Galvanizing Corporate America

The Alien Tort Statute, also known as the Alien Tort Claims Act, originally appeared in Section 9 of the first Judiciary Act of 1789, which created the U.S. court system. The statute provides that “the district courts shall have original jurisdiction of any civil action by an alien for a tort only, committed in violation of the law of nations or a treaty of the United States.”

The act was largely dormant until 1980 when the U.S. Court of Appeals for the 2d Circuit decided Filartiga v. Pena-Irala. Represented by lawyers at the Center for Constitutional Rights, Dolly Filartiga filed a civil suit under the Alien Tort Statute against her brother’s murderer, the former Inspector General of Police in Ascension, Paraguay, seeking compensatory and punitive damages. Her lawyers argued that just as piracy was a violation of the law of nations when the Alien Tort Statute was enacted, torture was a crime against the law of nations in 1979 when her brother was murdered. The 2d Circuit agreed.

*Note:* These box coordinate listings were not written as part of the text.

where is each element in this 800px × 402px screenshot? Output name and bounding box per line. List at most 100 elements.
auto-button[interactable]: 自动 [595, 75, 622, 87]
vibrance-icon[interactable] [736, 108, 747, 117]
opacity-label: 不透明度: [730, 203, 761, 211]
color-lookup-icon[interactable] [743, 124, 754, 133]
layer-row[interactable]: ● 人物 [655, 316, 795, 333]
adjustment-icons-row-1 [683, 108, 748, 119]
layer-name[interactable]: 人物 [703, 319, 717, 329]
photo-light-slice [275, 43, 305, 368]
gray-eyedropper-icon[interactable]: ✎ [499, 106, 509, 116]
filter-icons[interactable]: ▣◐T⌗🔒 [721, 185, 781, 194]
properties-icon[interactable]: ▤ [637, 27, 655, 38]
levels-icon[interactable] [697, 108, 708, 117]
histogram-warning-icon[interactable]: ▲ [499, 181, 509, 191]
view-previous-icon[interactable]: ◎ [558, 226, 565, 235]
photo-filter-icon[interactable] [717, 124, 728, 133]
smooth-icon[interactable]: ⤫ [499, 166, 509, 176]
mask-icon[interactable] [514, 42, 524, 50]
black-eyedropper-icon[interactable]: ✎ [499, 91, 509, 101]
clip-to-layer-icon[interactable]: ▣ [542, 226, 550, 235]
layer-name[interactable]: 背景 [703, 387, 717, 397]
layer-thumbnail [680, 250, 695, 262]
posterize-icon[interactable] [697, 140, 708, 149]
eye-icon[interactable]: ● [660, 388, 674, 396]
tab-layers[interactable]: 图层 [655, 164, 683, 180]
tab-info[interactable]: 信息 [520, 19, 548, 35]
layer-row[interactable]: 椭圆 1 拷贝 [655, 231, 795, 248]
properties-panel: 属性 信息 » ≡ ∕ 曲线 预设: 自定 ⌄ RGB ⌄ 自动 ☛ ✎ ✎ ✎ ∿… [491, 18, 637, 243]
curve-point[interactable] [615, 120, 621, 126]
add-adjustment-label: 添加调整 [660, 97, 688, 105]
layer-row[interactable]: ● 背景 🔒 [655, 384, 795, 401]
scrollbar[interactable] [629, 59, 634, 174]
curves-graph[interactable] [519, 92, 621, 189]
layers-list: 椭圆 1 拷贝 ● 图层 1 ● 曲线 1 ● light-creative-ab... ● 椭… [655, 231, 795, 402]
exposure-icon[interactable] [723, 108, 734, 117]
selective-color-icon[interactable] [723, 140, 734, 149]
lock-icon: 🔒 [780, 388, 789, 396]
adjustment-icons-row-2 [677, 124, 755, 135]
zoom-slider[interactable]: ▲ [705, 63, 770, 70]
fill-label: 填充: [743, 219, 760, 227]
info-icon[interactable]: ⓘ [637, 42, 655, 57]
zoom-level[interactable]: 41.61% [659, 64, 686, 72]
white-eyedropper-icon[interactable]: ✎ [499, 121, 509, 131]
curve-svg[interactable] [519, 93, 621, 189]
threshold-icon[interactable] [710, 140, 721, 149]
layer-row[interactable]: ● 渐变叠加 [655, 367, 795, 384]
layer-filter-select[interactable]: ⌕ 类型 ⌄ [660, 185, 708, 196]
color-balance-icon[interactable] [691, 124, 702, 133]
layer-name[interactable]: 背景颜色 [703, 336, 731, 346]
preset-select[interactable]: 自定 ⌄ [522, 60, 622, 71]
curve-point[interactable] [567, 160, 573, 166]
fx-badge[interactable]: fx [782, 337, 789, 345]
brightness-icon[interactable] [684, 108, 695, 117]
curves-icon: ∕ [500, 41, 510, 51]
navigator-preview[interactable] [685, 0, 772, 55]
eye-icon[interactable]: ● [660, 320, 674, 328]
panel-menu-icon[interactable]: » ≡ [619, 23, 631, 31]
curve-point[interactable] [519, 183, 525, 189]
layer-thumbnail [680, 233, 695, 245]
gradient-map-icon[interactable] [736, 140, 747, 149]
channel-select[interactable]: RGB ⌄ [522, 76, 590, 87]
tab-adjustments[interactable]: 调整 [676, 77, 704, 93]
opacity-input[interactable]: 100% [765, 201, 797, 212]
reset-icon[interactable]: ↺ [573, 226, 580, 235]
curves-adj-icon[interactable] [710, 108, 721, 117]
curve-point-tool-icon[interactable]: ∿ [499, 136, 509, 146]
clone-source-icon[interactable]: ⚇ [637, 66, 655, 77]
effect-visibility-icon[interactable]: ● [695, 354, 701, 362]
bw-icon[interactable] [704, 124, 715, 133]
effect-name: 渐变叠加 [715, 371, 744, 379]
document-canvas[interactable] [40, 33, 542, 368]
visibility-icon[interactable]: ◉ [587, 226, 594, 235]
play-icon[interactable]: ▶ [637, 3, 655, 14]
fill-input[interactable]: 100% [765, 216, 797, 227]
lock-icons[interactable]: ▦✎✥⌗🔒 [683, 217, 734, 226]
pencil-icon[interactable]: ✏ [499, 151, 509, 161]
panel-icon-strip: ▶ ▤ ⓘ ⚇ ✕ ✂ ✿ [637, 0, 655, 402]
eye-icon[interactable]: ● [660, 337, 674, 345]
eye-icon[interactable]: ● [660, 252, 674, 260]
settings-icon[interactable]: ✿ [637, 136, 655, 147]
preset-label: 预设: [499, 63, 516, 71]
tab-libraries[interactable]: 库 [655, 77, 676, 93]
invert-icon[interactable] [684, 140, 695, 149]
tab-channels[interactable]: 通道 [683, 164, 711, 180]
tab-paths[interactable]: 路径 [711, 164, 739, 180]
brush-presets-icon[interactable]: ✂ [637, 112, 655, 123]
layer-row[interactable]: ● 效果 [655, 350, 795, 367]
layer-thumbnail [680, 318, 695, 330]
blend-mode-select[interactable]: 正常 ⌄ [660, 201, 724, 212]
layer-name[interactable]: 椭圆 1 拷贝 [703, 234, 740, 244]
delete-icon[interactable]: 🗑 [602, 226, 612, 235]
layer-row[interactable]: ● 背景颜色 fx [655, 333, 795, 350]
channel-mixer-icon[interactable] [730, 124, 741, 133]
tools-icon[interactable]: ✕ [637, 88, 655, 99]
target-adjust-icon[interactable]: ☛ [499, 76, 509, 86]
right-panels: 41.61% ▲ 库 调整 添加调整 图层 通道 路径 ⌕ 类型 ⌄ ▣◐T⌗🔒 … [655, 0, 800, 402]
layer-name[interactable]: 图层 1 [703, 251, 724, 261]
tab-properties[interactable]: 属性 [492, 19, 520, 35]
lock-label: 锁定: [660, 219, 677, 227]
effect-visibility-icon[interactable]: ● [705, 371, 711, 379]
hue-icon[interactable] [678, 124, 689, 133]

Since then, there have been three waves of alien tort litigation: the prototypical Filartiga case — torture, killing or disappearance abroad committed by one alien against another alien; suits against U.S. corporations and some foreign corporations for participating in human rights abuses abroad, and suits against U.S. government officials or those acting at their direction, a wave that included the Iraq Abu Ghraib prison litigation.

In 2004, the Supreme Court ruled in its first substantive look at the scope of the Alien Tort Statute in Sosa v. Alvarez-Machain. The justices were asked whether Alvarez-Machain could recover damages against the United States and Mexican national Jose Sosa under the Alien Tort Statute and the Federal Tort Claims Act for his kidnapping from Mexico by Sosa and others at the instigation of the Drug Enforcement Administration. Alvarez-Machain was brought to the U.S. and acquitted in a criminal trial of charges that he had assisted in the torture and murder of a DEA agent.

The high court denied relief to Alvarez-Machain under both statutes. But the justices also rejected arguments by business and the then-Bush Administration that any claim for relief under the ATS, a jurisdictional statute only, requires a separate statute by Congress expressly authorizing a cause of action.

Although the case had nothing to do with corporations, it galvanized the business community, which saw a serious threat in the increasing number of Alien Tort Statute lawsuits charging corporations with human rights violations committed abroad.

Writing for the Sosa majority, Justice David Souter said history indicates that the Alien Tort Statute furnished jurisdiction for a relatively modest set of actions alleging violations of the law of nations, such as assaults on ambassadors, violations of safe conduct and piracy. Since Congress had done nothing in more than 200 years to preclude federal courts from recognizing a claim under the law of nations, he wrote, “Accordingly, we think courts should require any claim based on the present-day law of nations to rest on a norm of international character accepted by the civilized world and defined with a specificity comparable to the features of the 18th Century paradigms we have recognized.”